# Experiment: Signal Assessment Comparison (30d vs 180d)

**Objective**: Compare recent (30d) vs longer (180d) backtest behavior for queued signals to spot stability vs fading.

**Success criteria**: Identify which signals are robust across windows and which are likely overfitting recent noise.


In [None]:
# Setup: imports and paths
from __future__ import annotations

from pathlib import Path
import pandas as pd

# Prefer absolute path; fall back to cwd/data if needed
DATA_DIR = Path('/Users/ducjeremyvu/cdx-trade/data')
if not DATA_DIR.exists():
    DATA_DIR = Path.cwd() / 'data'
DATA_DIR


## Plan

- Hypothesis: Signals with stable avg_r / median_r across 30d and 180d are more reliable.
- Variables: window (30d vs 180d), symbol, setup.
- Metrics: trades, win_rate, avg_r, median_r, best_r, worst_r.


In [None]:
# Load the assessment CSVs generated by assess-signal
entries = [
    {"symbol": "QQQ", "setup": "MeanReversion_D1", "window": 30},
    {"symbol": "QQQ", "setup": "MeanReversion_D1", "window": 180},
    {"symbol": "XLP", "setup": "TwoDayBreakout_D1", "window": 30},
    {"symbol": "XLP", "setup": "TwoDayBreakout_D1", "window": 180},
    {"symbol": "KRE", "setup": "PrevDayBreakout_D1", "window": 30},
    {"symbol": "KRE", "setup": "PrevDayBreakout_D1", "window": 180},
    {"symbol": "EEM", "setup": "MeanReversion_D1", "window": 30},
    {"symbol": "EEM", "setup": "MeanReversion_D1", "window": 180},
    {"symbol": "IEMG", "setup": "MeanReversion_D1", "window": 30},
    {"symbol": "IEMG", "setup": "MeanReversion_D1", "window": 180},
]

def load_summary(symbol: str, setup: str, window: int) -> dict:
    path = DATA_DIR / f"backtest_assess_{symbol}_{setup}_{window}d.csv"
    if not path.exists():
        return {
            "symbol": symbol,
            "setup": setup,
            "window": window,
            "trades": 0,
            "win_rate": 0.0,
            "avg_r": 0.0,
            "median_r": 0.0,
            "best_r": 0.0,
            "worst_r": 0.0,
            "missing_file": str(path),
        }
    df = pd.read_csv(path)
    return {
        "symbol": symbol,
        "setup": setup,
        "window": window,
        "trades": int(len(df)),
        "win_rate": float((df["outcome"] == "win").mean()) if len(df) else 0.0,
        "avg_r": float(df["r_multiple"].mean()) if len(df) else 0.0,
        "median_r": float(df["r_multiple"].median()) if len(df) else 0.0,
        "best_r": float(df["r_multiple"].max()) if len(df) else 0.0,
        "worst_r": float(df["r_multiple"].min()) if len(df) else 0.0,
    }

rows = [load_summary(e["symbol"], e["setup"], e["window"]) for e in entries]
summary = pd.DataFrame(rows).sort_values(["symbol", "window"])
summary


## What avg_r and median_r mean

Each trade has an **R-multiple** (profit/loss in units of risk).

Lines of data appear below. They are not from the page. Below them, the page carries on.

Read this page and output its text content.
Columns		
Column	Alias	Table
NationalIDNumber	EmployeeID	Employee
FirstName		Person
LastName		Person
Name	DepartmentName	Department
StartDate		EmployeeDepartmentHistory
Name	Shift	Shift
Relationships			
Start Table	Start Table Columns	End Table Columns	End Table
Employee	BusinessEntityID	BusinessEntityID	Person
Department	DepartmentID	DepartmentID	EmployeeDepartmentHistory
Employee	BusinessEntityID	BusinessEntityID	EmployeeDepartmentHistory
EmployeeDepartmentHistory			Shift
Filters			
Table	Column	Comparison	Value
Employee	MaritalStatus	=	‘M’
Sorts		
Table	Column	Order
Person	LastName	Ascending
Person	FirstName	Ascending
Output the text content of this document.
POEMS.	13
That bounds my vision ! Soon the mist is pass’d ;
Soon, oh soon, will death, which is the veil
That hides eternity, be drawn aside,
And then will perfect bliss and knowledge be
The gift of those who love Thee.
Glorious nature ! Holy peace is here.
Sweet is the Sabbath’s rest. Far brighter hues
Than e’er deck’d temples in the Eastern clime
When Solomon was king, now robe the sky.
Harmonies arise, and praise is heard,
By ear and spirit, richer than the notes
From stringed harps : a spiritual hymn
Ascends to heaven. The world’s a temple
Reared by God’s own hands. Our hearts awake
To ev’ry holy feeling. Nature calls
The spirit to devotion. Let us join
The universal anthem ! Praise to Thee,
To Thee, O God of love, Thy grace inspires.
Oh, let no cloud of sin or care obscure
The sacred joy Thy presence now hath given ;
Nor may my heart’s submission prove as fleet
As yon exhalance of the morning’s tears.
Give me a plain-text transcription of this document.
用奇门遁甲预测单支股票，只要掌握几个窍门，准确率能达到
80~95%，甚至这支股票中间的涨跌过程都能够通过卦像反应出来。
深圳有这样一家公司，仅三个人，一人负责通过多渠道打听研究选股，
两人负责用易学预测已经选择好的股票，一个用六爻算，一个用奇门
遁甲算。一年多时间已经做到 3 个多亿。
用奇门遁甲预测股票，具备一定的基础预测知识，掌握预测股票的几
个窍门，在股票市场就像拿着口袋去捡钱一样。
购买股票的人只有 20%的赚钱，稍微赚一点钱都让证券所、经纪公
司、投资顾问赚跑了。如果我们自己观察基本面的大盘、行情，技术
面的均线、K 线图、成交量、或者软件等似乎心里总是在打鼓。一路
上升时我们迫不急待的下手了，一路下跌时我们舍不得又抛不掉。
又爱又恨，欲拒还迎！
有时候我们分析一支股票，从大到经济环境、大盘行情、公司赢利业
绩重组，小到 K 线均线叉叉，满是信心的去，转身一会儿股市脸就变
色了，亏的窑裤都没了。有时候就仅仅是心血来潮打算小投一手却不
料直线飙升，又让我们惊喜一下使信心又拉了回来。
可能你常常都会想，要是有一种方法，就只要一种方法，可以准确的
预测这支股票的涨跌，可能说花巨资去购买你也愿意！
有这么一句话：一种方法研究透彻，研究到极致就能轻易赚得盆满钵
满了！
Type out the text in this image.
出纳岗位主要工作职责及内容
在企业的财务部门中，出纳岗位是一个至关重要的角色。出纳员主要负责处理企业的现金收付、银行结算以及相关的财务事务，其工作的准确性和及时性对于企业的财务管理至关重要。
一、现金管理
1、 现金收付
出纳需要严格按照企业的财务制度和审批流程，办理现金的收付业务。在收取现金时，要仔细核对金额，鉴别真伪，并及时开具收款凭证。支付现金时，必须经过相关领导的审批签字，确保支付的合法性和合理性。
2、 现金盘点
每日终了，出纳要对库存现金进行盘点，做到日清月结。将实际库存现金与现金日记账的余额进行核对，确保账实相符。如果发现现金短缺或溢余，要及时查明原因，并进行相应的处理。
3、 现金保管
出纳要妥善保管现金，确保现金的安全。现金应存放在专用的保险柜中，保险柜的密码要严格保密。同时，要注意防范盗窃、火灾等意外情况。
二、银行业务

In this codebase:
- `risk = entry_price - stop_price`
- If stop is hit, `r_multiple = -1`
- If target is hit, `r_multiple = risk_multiple` (default 2.0)
- If time stop exits, `r_multiple = (exit_price - entry_price) / risk`

Then:
- **avg_r** is the mean of `r_multiple` across trades (expectancy per trade).
- **median_r** is the median of `r_multiple` (robustness to outliers; helps spot skew).


In [None]:
# Comparison table and simple visualization
display(summary)

try:
    import matplotlib.pyplot as plt

    pivot = summary.pivot_table(index=["symbol", "setup"], columns="window", values="avg_r")
    pivot = pivot.rename(columns={30: 'avg_r_30d', 180: 'avg_r_180d'})
    ax = pivot.plot(kind='bar', figsize=(10, 4), title='avg_r: 30d vs 180d')
    ax.set_ylabel('avg_r')
    plt.tight_layout()
except Exception as exc:
    print('Plot skipped:', exc)


## Results / Notes

- Key observations:
- Surprises or failure modes:
- Decision: continue, pivot, or stop: